Huang, who graduates this month with a degree in Social Science and a concentration in Urban Studies, will head to the University of Glasgow in Scotland and the Universitat de Barcelona in Spain for his first academic year in the GLOCAL program. In fall 2024, he will move to Kyoto University in Japan, where he will spend the whole academic year as he finishes his thesis.
“GLOCAL encompasses a lot of universities in different countries, and it’s important for me as an urban studies student to have this diverse perspective and learn from different cultural backgrounds,” Huang said. He added that he looks forward to the economics courses at the program and field trips to large enterprises in Japan, which will complement his undergraduate studies on the social and environmental aspects of sustainability.
“Erasmus Mundus is a fantastic opportunity for students from around the world to pursue fully-funded graduate study across Europe, in specialized Masters programs and transnational consortiums,” said Director of Global Awards and Scholarships Anna Kendrick. “I’m thrilled that Jacky will be NYU Shanghai’s fifth Erasmus Mundus Scholar, with his interest in urban studies and sustainability joining those of our alumni pursuing subjects as diverse as urban studies, evolutionary biology and Central and Eastern European studies.”

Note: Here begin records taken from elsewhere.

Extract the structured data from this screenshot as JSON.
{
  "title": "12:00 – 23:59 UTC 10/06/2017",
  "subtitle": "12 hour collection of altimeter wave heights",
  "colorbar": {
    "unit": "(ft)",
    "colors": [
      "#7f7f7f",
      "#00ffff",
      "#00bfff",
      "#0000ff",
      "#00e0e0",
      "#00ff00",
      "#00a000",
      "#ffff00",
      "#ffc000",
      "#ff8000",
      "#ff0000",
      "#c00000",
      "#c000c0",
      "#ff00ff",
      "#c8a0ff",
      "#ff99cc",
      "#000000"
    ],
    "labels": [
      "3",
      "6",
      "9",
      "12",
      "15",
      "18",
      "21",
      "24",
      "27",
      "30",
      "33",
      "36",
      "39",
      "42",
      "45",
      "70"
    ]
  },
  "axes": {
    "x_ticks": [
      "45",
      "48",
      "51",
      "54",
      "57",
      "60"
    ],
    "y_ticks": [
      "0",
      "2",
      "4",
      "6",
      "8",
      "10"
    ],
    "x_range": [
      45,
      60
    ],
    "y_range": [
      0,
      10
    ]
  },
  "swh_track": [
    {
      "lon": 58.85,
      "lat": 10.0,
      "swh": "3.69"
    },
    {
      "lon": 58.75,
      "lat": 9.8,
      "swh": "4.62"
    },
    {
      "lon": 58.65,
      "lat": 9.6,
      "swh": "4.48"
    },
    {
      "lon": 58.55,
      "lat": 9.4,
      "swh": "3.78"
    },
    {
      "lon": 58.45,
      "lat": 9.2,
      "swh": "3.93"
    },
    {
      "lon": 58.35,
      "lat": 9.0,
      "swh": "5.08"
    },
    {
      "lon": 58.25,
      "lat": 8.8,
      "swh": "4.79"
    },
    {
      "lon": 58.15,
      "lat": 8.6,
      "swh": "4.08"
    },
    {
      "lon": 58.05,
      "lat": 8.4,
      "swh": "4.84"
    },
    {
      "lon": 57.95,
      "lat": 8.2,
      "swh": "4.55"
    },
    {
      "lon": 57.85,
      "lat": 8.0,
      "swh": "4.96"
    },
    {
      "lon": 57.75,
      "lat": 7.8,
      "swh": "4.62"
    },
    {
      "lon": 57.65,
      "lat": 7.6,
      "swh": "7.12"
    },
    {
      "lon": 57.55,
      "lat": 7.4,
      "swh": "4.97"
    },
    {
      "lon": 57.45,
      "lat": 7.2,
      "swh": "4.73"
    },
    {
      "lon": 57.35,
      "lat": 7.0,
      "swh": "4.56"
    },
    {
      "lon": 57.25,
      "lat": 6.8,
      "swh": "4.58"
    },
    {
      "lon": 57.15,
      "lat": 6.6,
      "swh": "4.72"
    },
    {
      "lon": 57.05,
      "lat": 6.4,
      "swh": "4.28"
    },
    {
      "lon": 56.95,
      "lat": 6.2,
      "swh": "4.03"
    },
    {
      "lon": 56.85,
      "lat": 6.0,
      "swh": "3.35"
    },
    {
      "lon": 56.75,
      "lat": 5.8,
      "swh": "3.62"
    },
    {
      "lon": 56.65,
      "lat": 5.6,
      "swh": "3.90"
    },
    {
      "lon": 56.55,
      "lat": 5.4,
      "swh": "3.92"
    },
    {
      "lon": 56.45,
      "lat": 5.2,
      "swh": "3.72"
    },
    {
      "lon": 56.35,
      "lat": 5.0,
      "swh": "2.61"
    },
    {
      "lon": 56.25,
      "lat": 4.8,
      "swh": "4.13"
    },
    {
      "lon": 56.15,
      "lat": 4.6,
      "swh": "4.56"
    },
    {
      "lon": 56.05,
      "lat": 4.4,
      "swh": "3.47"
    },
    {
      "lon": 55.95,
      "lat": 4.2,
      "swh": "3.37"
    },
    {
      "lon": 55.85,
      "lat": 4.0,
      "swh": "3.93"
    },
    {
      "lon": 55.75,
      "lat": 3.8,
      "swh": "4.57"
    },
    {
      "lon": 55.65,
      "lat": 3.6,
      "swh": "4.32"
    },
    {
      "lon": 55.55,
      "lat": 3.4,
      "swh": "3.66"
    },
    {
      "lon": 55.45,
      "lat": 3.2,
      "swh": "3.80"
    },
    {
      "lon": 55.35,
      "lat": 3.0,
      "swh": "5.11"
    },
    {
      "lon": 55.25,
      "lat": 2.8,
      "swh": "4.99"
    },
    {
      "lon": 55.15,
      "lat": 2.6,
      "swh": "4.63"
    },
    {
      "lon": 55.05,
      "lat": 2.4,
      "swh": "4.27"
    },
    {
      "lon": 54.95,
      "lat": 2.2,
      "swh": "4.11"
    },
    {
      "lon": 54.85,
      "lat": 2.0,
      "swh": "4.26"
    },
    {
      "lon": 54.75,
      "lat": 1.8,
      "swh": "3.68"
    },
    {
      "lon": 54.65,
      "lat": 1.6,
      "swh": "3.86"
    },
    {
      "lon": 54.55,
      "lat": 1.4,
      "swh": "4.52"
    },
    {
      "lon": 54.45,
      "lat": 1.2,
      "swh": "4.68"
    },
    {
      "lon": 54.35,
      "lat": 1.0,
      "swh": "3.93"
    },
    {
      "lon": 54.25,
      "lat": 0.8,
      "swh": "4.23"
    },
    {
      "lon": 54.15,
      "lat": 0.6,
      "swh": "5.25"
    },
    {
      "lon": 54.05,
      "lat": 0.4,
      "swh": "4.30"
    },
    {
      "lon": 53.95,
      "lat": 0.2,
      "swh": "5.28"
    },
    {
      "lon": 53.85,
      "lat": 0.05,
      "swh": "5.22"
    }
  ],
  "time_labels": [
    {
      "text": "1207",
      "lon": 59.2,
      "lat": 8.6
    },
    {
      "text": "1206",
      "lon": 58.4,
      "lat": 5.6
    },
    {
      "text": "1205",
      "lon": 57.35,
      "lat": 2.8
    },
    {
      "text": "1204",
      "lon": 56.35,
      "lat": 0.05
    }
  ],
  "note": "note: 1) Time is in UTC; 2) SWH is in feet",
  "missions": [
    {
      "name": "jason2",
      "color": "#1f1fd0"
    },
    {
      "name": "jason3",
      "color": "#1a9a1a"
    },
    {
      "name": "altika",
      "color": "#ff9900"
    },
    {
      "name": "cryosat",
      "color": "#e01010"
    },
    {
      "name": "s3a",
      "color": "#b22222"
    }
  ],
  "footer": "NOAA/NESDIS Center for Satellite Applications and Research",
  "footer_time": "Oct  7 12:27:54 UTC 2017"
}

Huang hopes to strike a balance in his research between the economic needs of cities and the well-being of residents. He has been interested in this topic since his first year at NYU Shanghai, when he researched an urban village in China as part of a competition on sustainable community design. “I was thinking about how we can protect this local culture from economic influences,” Huang said. “Cities always want to build their global image, but sometimes they are not doing it correctly, which leads to social injustices like displacement.”

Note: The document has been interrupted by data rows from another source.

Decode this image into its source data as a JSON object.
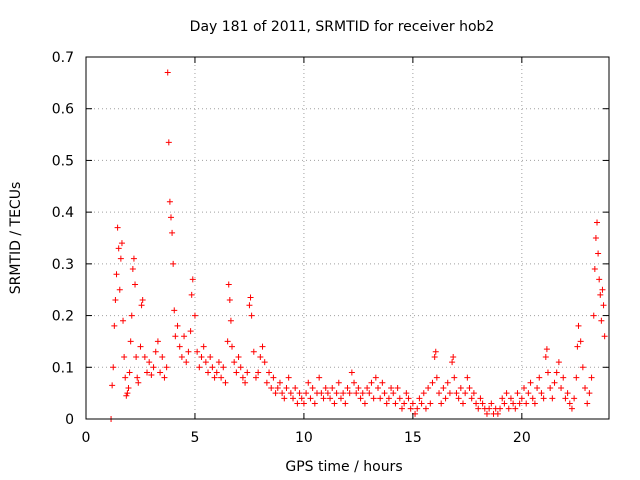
{
  "chart_data": {
    "type": "scatter",
    "title": "Day 181 of 2011, SRMTID for receiver hob2",
    "xlabel": "GPS time / hours",
    "ylabel": "SRMTID / TECUs",
    "xlim": [
      0,
      24
    ],
    "ylim": [
      0,
      0.7
    ],
    "x_ticks": [
      0,
      5,
      10,
      15,
      20
    ],
    "x_tick_labels": [
      "0",
      "5",
      "10",
      "15",
      "20"
    ],
    "y_ticks": [
      0,
      0.1,
      0.2,
      0.3,
      0.4,
      0.5,
      0.6,
      0.7
    ],
    "y_tick_labels": [
      "0",
      "0.1",
      "0.2",
      "0.3",
      "0.4",
      "0.5",
      "0.6",
      "0.7"
    ],
    "grid": true,
    "marker": "plus",
    "series_color": "#ff0000",
    "series": [
      {
        "name": "SRMTID",
        "points": [
          [
            1.15,
            0.0
          ],
          [
            1.2,
            0.065
          ],
          [
            1.25,
            0.1
          ],
          [
            1.3,
            0.18
          ],
          [
            1.35,
            0.23
          ],
          [
            1.4,
            0.28
          ],
          [
            1.45,
            0.37
          ],
          [
            1.5,
            0.33
          ],
          [
            1.55,
            0.25
          ],
          [
            1.6,
            0.31
          ],
          [
            1.65,
            0.34
          ],
          [
            1.7,
            0.19
          ],
          [
            1.75,
            0.12
          ],
          [
            1.8,
            0.08
          ],
          [
            1.85,
            0.045
          ],
          [
            1.9,
            0.05
          ],
          [
            1.95,
            0.06
          ],
          [
            2.0,
            0.09
          ],
          [
            2.05,
            0.15
          ],
          [
            2.1,
            0.2
          ],
          [
            2.15,
            0.29
          ],
          [
            2.2,
            0.31
          ],
          [
            2.25,
            0.26
          ],
          [
            2.3,
            0.12
          ],
          [
            2.35,
            0.08
          ],
          [
            2.4,
            0.07
          ],
          [
            2.5,
            0.14
          ],
          [
            2.55,
            0.22
          ],
          [
            2.6,
            0.23
          ],
          [
            2.7,
            0.12
          ],
          [
            2.8,
            0.09
          ],
          [
            2.9,
            0.11
          ],
          [
            3.0,
            0.085
          ],
          [
            3.1,
            0.1
          ],
          [
            3.2,
            0.13
          ],
          [
            3.3,
            0.15
          ],
          [
            3.4,
            0.09
          ],
          [
            3.5,
            0.12
          ],
          [
            3.6,
            0.08
          ],
          [
            3.7,
            0.1
          ],
          [
            3.75,
            0.67
          ],
          [
            3.8,
            0.535
          ],
          [
            3.85,
            0.42
          ],
          [
            3.9,
            0.39
          ],
          [
            3.95,
            0.36
          ],
          [
            4.0,
            0.3
          ],
          [
            4.05,
            0.21
          ],
          [
            4.1,
            0.16
          ],
          [
            4.2,
            0.18
          ],
          [
            4.3,
            0.14
          ],
          [
            4.4,
            0.12
          ],
          [
            4.5,
            0.16
          ],
          [
            4.6,
            0.11
          ],
          [
            4.7,
            0.13
          ],
          [
            4.8,
            0.17
          ],
          [
            4.85,
            0.24
          ],
          [
            4.9,
            0.27
          ],
          [
            5.0,
            0.2
          ],
          [
            5.1,
            0.13
          ],
          [
            5.2,
            0.1
          ],
          [
            5.3,
            0.12
          ],
          [
            5.4,
            0.14
          ],
          [
            5.5,
            0.11
          ],
          [
            5.6,
            0.09
          ],
          [
            5.7,
            0.12
          ],
          [
            5.8,
            0.1
          ],
          [
            5.9,
            0.08
          ],
          [
            6.0,
            0.09
          ],
          [
            6.1,
            0.11
          ],
          [
            6.2,
            0.08
          ],
          [
            6.3,
            0.1
          ],
          [
            6.4,
            0.07
          ],
          [
            6.5,
            0.15
          ],
          [
            6.55,
            0.26
          ],
          [
            6.6,
            0.23
          ],
          [
            6.65,
            0.19
          ],
          [
            6.7,
            0.14
          ],
          [
            6.8,
            0.11
          ],
          [
            6.9,
            0.09
          ],
          [
            7.0,
            0.12
          ],
          [
            7.1,
            0.1
          ],
          [
            7.2,
            0.08
          ],
          [
            7.3,
            0.07
          ],
          [
            7.4,
            0.09
          ],
          [
            7.5,
            0.22
          ],
          [
            7.55,
            0.235
          ],
          [
            7.6,
            0.2
          ],
          [
            7.7,
            0.13
          ],
          [
            7.8,
            0.08
          ],
          [
            7.9,
            0.09
          ],
          [
            8.0,
            0.12
          ],
          [
            8.1,
            0.14
          ],
          [
            8.2,
            0.11
          ],
          [
            8.3,
            0.07
          ],
          [
            8.4,
            0.09
          ],
          [
            8.5,
            0.06
          ],
          [
            8.6,
            0.08
          ],
          [
            8.7,
            0.05
          ],
          [
            8.8,
            0.06
          ],
          [
            8.9,
            0.07
          ],
          [
            9.0,
            0.05
          ],
          [
            9.1,
            0.04
          ],
          [
            9.2,
            0.06
          ],
          [
            9.3,
            0.08
          ],
          [
            9.4,
            0.05
          ],
          [
            9.5,
            0.04
          ],
          [
            9.6,
            0.06
          ],
          [
            9.7,
            0.03
          ],
          [
            9.8,
            0.05
          ],
          [
            9.9,
            0.04
          ],
          [
            10.0,
            0.03
          ],
          [
            10.1,
            0.05
          ],
          [
            10.2,
            0.07
          ],
          [
            10.3,
            0.04
          ],
          [
            10.4,
            0.06
          ],
          [
            10.5,
            0.03
          ],
          [
            10.6,
            0.05
          ],
          [
            10.7,
            0.08
          ],
          [
            10.8,
            0.05
          ],
          [
            10.9,
            0.04
          ],
          [
            11.0,
            0.06
          ],
          [
            11.1,
            0.05
          ],
          [
            11.2,
            0.04
          ],
          [
            11.3,
            0.06
          ],
          [
            11.4,
            0.03
          ],
          [
            11.5,
            0.05
          ],
          [
            11.6,
            0.07
          ],
          [
            11.7,
            0.04
          ],
          [
            11.8,
            0.05
          ],
          [
            11.9,
            0.03
          ],
          [
            12.0,
            0.06
          ],
          [
            12.1,
            0.05
          ],
          [
            12.2,
            0.09
          ],
          [
            12.3,
            0.07
          ],
          [
            12.4,
            0.05
          ],
          [
            12.5,
            0.06
          ],
          [
            12.6,
            0.04
          ],
          [
            12.7,
            0.05
          ],
          [
            12.8,
            0.03
          ],
          [
            12.9,
            0.06
          ],
          [
            13.0,
            0.05
          ],
          [
            13.1,
            0.07
          ],
          [
            13.2,
            0.04
          ],
          [
            13.3,
            0.08
          ],
          [
            13.4,
            0.06
          ],
          [
            13.5,
            0.04
          ],
          [
            13.6,
            0.07
          ],
          [
            13.7,
            0.05
          ],
          [
            13.8,
            0.03
          ],
          [
            13.9,
            0.04
          ],
          [
            14.0,
            0.06
          ],
          [
            14.1,
            0.05
          ],
          [
            14.2,
            0.03
          ],
          [
            14.3,
            0.06
          ],
          [
            14.4,
            0.04
          ],
          [
            14.5,
            0.02
          ],
          [
            14.6,
            0.03
          ],
          [
            14.7,
            0.05
          ],
          [
            14.8,
            0.04
          ],
          [
            14.9,
            0.02
          ],
          [
            15.0,
            0.03
          ],
          [
            15.1,
            0.01
          ],
          [
            15.2,
            0.02
          ],
          [
            15.3,
            0.04
          ],
          [
            15.4,
            0.03
          ],
          [
            15.5,
            0.05
          ],
          [
            15.6,
            0.02
          ],
          [
            15.7,
            0.06
          ],
          [
            15.8,
            0.03
          ],
          [
            15.9,
            0.07
          ],
          [
            16.0,
            0.12
          ],
          [
            16.05,
            0.13
          ],
          [
            16.1,
            0.08
          ],
          [
            16.2,
            0.05
          ],
          [
            16.3,
            0.03
          ],
          [
            16.4,
            0.06
          ],
          [
            16.5,
            0.04
          ],
          [
            16.6,
            0.07
          ],
          [
            16.7,
            0.05
          ],
          [
            16.8,
            0.11
          ],
          [
            16.85,
            0.12
          ],
          [
            16.9,
            0.08
          ],
          [
            17.0,
            0.05
          ],
          [
            17.1,
            0.04
          ],
          [
            17.2,
            0.06
          ],
          [
            17.3,
            0.03
          ],
          [
            17.4,
            0.05
          ],
          [
            17.5,
            0.08
          ],
          [
            17.6,
            0.06
          ],
          [
            17.7,
            0.04
          ],
          [
            17.8,
            0.05
          ],
          [
            17.9,
            0.03
          ],
          [
            18.0,
            0.02
          ],
          [
            18.1,
            0.04
          ],
          [
            18.2,
            0.03
          ],
          [
            18.3,
            0.02
          ],
          [
            18.4,
            0.01
          ],
          [
            18.5,
            0.02
          ],
          [
            18.6,
            0.03
          ],
          [
            18.7,
            0.01
          ],
          [
            18.8,
            0.02
          ],
          [
            18.9,
            0.01
          ],
          [
            19.0,
            0.02
          ],
          [
            19.1,
            0.04
          ],
          [
            19.2,
            0.03
          ],
          [
            19.3,
            0.05
          ],
          [
            19.4,
            0.02
          ],
          [
            19.5,
            0.04
          ],
          [
            19.6,
            0.03
          ],
          [
            19.7,
            0.02
          ],
          [
            19.8,
            0.05
          ],
          [
            19.9,
            0.03
          ],
          [
            20.0,
            0.04
          ],
          [
            20.1,
            0.06
          ],
          [
            20.2,
            0.03
          ],
          [
            20.3,
            0.05
          ],
          [
            20.4,
            0.07
          ],
          [
            20.5,
            0.04
          ],
          [
            20.6,
            0.03
          ],
          [
            20.7,
            0.06
          ],
          [
            20.8,
            0.08
          ],
          [
            20.9,
            0.05
          ],
          [
            21.0,
            0.04
          ],
          [
            21.1,
            0.12
          ],
          [
            21.15,
            0.135
          ],
          [
            21.2,
            0.09
          ],
          [
            21.3,
            0.06
          ],
          [
            21.4,
            0.04
          ],
          [
            21.5,
            0.07
          ],
          [
            21.6,
            0.09
          ],
          [
            21.7,
            0.11
          ],
          [
            21.8,
            0.06
          ],
          [
            21.9,
            0.08
          ],
          [
            22.0,
            0.04
          ],
          [
            22.1,
            0.05
          ],
          [
            22.2,
            0.03
          ],
          [
            22.3,
            0.02
          ],
          [
            22.4,
            0.04
          ],
          [
            22.5,
            0.08
          ],
          [
            22.55,
            0.14
          ],
          [
            22.6,
            0.18
          ],
          [
            22.7,
            0.15
          ],
          [
            22.8,
            0.1
          ],
          [
            22.9,
            0.06
          ],
          [
            23.0,
            0.03
          ],
          [
            23.1,
            0.05
          ],
          [
            23.2,
            0.08
          ],
          [
            23.3,
            0.2
          ],
          [
            23.35,
            0.29
          ],
          [
            23.4,
            0.35
          ],
          [
            23.45,
            0.38
          ],
          [
            23.5,
            0.32
          ],
          [
            23.55,
            0.27
          ],
          [
            23.6,
            0.24
          ],
          [
            23.65,
            0.19
          ],
          [
            23.7,
            0.25
          ],
          [
            23.75,
            0.22
          ],
          [
            23.8,
            0.16
          ]
        ]
      }
    ]
  }
}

Huang (second from left) with friends on campus in his first year at NYU Shanghai.
Huang said that he feels he has grown tremendously over four years at NYU Shanghai. “I was not very open-minded when thinking about cultural differences, but now I think more about class and gender dynamics,” he said. He attributes this to courses that he took — above all, the required Global Perspectives on Society. “I didn’t get a very good grade, but I gained a new insight into many different social issues from talking with my classmates and professor,” Huang said.
He added that support from NYU Shanghai faculty has been instrumental to his success, including Assistant Professor of Urban Science and Policy ChengHe Guan, who taught him quantitative analysis, and Assistant Professor of Practice in Environmental Studies Travis Klingberg, who introduced him to environmentalism in China. From Assistant Professor of Sociology Jia Miao, Huang sought advice on graduate applications and inspiration for his thesis on the impacts of a heat wave in Chongqing.
Miao, who taught Huang in her “Research Method for Social Sciences” and “Urban Sociology” classes, said that Huang’s self-motivation impressed her. “He has an intellectual curiosity regarding today’s most pressing social problems and ways to potentially solve them,” she said. “He is always willing to apply the knowledge and skills he learned in class to real-life situations.”
Huang said he hopes the Erasmus Mundus Scholarship will prepare him for a career in sustainability in East Asia, whether as a consultant or working at an international organization. “I think, ultimately, that I am attached to the cultural environment in East Asia,” Huang said. “This place is my home, and I want to do something that can benefit it.”